At the 2016 Davos World Economic Forum in Switzerland, some 2,800 attendees took the opportunity to discuss the challenges raised by the Fourth Industrial Revolution. The Bridge Tank was there and quick to point out that this fledgling revolution was not the prerogative of the Global North.
In our view, insofar as the main economic, industrial and human driver is innovation and its deployment, countries in the Global South are demonstrating, with each passing day, the role they now (and will) play in shaping the Fourth Industrial Revolution.
In the United Arab Emirates, which has just held its Sustainability Week, Abu Dhabi has declared 2016 as the Year of Innovation. In Morocco, the Minister of the Environment aims to make COP22 in 2016 into the COP for innovation. In India, Narendra Modi wants the country to become a hub of innovation and manufacturing. And China has already manifested its vast ambition and involvement in this area through its China 2050 Agenda.

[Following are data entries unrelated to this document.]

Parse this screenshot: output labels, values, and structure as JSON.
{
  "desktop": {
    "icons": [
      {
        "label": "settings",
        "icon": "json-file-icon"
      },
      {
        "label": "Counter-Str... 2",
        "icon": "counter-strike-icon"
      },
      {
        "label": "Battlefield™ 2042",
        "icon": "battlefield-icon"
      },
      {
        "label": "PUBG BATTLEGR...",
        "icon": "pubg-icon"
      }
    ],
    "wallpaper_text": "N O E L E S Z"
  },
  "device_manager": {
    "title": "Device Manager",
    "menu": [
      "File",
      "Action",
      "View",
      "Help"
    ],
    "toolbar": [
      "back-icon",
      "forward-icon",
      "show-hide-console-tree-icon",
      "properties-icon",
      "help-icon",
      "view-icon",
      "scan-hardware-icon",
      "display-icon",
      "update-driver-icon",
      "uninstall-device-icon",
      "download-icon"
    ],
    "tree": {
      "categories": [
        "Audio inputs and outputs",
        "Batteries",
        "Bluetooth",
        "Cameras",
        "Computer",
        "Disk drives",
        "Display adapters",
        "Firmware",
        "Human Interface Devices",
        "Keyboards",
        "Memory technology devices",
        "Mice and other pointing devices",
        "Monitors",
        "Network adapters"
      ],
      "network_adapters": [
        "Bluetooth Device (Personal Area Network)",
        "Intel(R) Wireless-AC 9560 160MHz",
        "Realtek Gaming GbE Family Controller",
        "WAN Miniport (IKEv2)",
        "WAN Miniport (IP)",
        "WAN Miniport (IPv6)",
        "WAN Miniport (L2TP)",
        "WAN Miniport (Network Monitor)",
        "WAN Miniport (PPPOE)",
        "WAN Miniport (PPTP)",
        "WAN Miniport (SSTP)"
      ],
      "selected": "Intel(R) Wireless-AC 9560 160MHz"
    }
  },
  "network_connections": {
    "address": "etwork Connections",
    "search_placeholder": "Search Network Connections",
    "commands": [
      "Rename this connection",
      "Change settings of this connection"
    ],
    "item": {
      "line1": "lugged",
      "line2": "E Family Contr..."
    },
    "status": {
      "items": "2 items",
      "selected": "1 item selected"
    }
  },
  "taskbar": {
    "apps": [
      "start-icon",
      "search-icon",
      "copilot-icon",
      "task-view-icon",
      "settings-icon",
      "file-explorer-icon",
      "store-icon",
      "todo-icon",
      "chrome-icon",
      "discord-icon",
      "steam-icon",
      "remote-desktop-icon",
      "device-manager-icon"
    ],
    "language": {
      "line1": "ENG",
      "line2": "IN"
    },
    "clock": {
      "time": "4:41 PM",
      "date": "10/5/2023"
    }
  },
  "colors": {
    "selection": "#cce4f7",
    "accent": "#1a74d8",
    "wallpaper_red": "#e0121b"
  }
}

In sum, as the Fourth Industrial Revolution is an ongoing process rather than a historical waymark, the emerging regions with an economic dynamism akin to the Third Industrial Revolution are firm stems onto which the shoots of this Fourth Industrial Revolution can be grafted. This revolution is one that cannot be envisioned without the major emergents and, probably, their Southern markets.